Singapura (ANTARA News) - Penulis Ahmad Tohari punya nasihat untuk para penulis masa kini.

"Tulislah sesuatu yang sangat lokal dan kontekskan ke global serta dalam kualitas global, tidak murahan. Sesungguhnya tidak ada tataran lokal yang terpisah secara global," kata Ahmad Tohari.

Penulis novel trilogi "Ronggeng Dukuh Paruk" itu mengemukakan hal tersebut saat menjadi pembicara dalam diskusi sastra melayu di Singapore Writers Festival, Minggu.

Tohari mencontohkan karyanya tersebut yang ditulis berdasarkan pengalaman yang sangat lokal.

"Novel saya berbasis sangat lokal tapi kemudian saya merasa sudah berbuat sesuatu secara global ketika novel saya mendunia," kata Tohari.

Lebih lanjut Tohari mencontohkan tema kemiskinan, suatu hal yang bisa ditulis dengan basis lokal namun hal itu juga merupakan sesuatu yang global.

"Begitu juga ketika saya baca karya John Steinbeck `Positano` tentang kegilaan, saya jadi teringat kegilaan yang mirip di tempat saya," katanya.

Dia khawatir para penulis saat ini hanya terpukau oleh hal-hal yang mereka anggap global dan lupa pada yang lokal.

"Dengan karya berbasis lokal tapi berkualitas global maka antar budaya kita bisa saling memberi. Orang Amerika bisa tahu apa yang terjadi di tempat kita, tidak cuma sebaliknya," kata Tohari.

Di sisi lain, Tohari mengingatkan bahwa menulis lokal bukan berarti alergi terhadap semua dari luar.

"Rendra menulis `Rick dari Corona` dengan sangat bagus, tapi dia juga menulis `Balada Lelaki Tanah Kapur` dengan sangat bagus. Budi Darma menulis `Orang-orang Bloomington` dengan sangat bagus." 

Tohari juga mengemukakan sastra mengikuti perkembangan yang ada di masyarakat. Sastra Indonesia pada awalnya berdasarkan masyarakat agraris tapi sejak awal 1980-an beralih ke masyarakat industrial yang punya nilai-nilai sendiri.

"Misalnya soal kebahasaan, sastra di masa masyarakat agraris bahasanya penuh dengan petatah-petitih, kata-kata bersayap," kata Tohari lalu mencontohkan "Robohnya Surau Kami" dari AA. Navis dan "Di Bawah Lindungan Kabah" dari Hamka. 

"Ketika itu memang begitu tuntutannya, itulah yang memenuhi perasaan manusia zaman agraris.
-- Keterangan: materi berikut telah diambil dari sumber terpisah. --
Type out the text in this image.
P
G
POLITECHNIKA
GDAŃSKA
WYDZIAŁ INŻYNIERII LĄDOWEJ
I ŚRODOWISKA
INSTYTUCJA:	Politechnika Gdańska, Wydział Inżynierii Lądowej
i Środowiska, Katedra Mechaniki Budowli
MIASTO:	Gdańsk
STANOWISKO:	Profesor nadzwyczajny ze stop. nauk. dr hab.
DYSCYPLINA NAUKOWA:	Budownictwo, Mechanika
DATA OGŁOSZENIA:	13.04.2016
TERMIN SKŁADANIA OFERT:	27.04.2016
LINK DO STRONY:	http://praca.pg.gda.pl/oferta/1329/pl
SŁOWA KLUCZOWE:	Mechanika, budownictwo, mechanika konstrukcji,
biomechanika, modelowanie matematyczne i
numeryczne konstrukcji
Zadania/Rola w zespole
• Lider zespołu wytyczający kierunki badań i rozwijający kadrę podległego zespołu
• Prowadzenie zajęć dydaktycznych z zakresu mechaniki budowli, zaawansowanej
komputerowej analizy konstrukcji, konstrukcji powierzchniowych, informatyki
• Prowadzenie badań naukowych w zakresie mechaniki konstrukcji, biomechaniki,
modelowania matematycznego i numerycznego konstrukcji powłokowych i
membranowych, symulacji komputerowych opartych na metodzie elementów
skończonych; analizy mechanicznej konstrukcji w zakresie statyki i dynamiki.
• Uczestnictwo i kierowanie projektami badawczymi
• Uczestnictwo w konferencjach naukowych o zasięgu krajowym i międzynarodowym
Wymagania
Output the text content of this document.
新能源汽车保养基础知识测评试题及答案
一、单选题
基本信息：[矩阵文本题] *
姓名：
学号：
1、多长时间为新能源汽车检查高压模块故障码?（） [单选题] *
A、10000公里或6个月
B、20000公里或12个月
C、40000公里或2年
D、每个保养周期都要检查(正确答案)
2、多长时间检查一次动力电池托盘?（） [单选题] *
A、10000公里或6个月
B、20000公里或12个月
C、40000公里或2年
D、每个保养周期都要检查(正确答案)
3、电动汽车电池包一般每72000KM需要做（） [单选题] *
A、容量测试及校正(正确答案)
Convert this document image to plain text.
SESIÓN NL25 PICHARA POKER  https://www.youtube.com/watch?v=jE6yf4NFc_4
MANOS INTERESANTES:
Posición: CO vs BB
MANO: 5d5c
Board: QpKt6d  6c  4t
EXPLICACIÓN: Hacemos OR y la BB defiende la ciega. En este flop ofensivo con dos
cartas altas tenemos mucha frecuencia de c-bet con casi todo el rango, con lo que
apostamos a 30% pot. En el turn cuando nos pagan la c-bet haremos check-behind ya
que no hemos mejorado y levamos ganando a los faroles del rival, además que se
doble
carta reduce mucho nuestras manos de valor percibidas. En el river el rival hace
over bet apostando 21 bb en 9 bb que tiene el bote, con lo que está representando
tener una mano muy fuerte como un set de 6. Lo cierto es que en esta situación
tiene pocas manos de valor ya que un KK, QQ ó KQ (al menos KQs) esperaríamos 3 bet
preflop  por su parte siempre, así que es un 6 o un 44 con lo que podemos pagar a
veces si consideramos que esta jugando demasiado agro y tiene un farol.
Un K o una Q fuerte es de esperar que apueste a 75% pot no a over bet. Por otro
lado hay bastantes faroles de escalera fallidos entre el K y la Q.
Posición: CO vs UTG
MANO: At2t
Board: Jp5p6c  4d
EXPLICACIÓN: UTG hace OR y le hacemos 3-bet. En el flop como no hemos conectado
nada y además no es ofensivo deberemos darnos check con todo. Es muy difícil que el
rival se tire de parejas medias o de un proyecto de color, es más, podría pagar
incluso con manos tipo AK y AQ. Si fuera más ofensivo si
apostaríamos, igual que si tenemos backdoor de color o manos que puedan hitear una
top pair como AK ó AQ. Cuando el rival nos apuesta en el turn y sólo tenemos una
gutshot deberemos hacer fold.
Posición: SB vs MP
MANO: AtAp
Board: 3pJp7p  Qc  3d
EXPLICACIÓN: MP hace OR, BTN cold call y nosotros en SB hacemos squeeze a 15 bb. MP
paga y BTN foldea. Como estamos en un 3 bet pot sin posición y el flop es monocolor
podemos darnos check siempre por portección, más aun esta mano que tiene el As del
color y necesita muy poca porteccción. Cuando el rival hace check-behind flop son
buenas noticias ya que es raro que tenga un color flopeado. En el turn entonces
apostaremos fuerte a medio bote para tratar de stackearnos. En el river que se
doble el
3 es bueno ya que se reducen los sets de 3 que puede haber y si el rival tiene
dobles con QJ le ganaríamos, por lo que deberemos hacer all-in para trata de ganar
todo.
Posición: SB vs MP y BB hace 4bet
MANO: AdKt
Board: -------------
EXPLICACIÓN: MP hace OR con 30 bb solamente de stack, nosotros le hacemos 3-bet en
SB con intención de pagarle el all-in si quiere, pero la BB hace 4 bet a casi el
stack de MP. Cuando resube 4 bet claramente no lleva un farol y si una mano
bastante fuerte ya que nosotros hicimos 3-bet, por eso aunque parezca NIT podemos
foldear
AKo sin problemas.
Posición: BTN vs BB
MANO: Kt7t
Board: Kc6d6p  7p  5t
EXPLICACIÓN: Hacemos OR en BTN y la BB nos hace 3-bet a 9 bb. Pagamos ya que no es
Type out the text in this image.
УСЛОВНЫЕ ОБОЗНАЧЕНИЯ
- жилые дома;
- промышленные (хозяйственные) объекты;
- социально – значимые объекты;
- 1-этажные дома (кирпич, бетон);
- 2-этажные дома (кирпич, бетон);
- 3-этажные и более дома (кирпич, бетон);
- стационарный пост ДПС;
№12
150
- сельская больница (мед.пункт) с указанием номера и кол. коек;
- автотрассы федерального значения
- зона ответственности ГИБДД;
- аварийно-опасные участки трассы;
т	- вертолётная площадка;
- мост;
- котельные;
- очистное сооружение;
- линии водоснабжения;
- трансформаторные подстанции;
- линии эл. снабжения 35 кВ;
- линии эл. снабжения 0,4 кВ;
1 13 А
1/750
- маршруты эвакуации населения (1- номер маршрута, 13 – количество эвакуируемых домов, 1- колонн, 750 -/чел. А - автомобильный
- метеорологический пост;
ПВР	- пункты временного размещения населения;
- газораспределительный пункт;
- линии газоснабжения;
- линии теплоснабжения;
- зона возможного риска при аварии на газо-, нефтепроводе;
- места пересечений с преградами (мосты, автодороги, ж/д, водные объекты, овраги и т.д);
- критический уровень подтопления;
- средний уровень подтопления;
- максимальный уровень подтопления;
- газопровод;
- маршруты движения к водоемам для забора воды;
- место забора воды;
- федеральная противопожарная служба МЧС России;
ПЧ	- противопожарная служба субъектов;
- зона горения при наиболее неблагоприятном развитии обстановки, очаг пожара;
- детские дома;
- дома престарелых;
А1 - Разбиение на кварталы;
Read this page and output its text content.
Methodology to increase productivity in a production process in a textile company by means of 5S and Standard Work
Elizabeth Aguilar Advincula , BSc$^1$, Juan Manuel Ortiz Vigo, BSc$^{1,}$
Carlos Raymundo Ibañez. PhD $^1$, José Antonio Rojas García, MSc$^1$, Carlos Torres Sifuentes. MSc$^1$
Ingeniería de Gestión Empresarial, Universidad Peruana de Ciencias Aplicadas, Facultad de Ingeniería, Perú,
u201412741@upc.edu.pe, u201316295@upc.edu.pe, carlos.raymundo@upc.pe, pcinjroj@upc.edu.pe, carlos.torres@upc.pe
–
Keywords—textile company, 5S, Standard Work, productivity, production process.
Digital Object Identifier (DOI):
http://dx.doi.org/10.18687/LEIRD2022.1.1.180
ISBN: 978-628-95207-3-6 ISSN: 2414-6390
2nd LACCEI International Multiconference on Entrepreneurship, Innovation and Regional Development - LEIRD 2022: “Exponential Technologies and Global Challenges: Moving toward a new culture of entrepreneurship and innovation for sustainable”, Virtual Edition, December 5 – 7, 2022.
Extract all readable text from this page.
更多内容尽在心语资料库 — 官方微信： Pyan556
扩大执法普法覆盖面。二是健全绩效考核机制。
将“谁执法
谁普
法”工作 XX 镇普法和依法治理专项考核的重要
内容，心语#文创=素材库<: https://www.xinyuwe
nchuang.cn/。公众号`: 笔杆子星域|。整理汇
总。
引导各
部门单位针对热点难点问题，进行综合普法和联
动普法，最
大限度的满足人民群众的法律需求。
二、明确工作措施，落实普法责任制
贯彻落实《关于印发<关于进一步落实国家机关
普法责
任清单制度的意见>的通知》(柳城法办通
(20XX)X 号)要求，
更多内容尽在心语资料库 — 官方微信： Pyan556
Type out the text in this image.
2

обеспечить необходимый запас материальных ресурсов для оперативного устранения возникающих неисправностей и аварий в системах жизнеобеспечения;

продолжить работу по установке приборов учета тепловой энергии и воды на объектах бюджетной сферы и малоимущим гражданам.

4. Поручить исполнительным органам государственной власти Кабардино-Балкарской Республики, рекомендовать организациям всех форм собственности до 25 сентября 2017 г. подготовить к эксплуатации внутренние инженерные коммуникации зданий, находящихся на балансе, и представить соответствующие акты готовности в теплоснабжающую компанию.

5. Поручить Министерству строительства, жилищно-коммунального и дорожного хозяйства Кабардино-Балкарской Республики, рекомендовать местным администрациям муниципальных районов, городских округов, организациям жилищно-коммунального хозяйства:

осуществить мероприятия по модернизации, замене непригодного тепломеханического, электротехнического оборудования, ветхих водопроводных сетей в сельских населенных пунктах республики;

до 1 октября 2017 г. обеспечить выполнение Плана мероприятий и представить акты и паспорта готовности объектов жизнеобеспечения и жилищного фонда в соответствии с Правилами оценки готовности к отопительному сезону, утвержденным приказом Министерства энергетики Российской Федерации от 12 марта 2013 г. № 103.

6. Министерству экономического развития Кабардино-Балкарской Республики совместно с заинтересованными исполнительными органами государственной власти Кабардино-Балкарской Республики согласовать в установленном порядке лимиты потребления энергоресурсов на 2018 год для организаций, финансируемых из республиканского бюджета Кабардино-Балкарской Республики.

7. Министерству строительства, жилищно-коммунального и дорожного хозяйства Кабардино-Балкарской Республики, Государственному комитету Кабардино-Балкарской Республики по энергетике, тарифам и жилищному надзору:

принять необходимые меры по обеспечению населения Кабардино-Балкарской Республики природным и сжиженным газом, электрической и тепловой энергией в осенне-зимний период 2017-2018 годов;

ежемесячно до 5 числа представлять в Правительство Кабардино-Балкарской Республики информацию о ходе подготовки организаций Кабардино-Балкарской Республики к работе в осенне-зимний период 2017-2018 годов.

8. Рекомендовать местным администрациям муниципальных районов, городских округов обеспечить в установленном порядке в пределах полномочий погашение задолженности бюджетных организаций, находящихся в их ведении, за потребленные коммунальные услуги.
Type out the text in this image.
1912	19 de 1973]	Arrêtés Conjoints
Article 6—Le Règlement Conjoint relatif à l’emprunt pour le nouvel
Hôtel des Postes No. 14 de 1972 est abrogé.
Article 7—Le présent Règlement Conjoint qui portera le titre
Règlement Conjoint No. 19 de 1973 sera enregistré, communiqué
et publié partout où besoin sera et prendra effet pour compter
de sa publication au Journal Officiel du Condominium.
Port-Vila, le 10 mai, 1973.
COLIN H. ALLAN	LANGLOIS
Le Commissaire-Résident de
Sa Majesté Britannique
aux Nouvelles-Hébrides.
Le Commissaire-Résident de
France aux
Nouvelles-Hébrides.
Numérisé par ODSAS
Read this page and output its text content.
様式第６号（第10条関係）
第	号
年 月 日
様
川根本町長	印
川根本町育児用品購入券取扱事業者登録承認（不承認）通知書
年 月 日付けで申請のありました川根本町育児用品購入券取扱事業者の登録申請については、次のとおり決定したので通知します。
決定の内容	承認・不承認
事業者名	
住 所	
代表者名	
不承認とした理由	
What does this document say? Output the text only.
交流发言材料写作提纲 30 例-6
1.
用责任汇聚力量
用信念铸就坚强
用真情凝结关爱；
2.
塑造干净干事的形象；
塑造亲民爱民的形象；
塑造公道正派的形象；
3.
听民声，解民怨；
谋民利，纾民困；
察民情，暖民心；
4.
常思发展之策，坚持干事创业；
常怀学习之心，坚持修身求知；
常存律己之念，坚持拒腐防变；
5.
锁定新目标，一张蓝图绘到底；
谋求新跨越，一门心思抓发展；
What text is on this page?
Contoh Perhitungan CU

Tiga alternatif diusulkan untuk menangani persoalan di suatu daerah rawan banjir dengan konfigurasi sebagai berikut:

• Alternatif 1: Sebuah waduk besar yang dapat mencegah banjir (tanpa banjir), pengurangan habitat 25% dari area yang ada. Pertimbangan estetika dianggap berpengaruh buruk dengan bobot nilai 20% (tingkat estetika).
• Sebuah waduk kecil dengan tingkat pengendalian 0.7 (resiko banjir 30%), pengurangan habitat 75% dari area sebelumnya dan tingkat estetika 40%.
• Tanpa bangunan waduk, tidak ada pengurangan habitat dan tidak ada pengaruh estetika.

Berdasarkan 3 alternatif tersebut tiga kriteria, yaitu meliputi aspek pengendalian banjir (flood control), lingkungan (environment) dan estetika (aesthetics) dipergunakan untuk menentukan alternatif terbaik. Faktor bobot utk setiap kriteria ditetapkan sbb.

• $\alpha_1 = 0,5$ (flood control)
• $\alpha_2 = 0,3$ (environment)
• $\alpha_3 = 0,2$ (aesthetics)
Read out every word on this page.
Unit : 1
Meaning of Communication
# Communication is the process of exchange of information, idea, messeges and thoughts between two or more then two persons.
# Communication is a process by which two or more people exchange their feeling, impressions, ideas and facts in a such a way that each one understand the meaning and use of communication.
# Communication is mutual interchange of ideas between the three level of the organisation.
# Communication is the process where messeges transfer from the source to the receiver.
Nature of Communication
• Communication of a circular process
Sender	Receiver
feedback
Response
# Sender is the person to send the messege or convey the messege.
Kini, fondasinya adalah industrial yang punya nilai sendiri, jadi bahasa seperti itu ditinggalkan. Era industrial punya nilai sendiri, antara lain efisiensi, ketepatan, hemat bahasa."

Tohari mencontohkan jika sastra dulu menggunakan kalimat "seorang anak yang pandai" maka kini menjadi "anak yang pandai" atau bahkan "anak pandai".

Menurut Tohari, nilai-nilai baru dalam sastra juga terkait dengan globalisasi dan menurut dia hal itu wajar.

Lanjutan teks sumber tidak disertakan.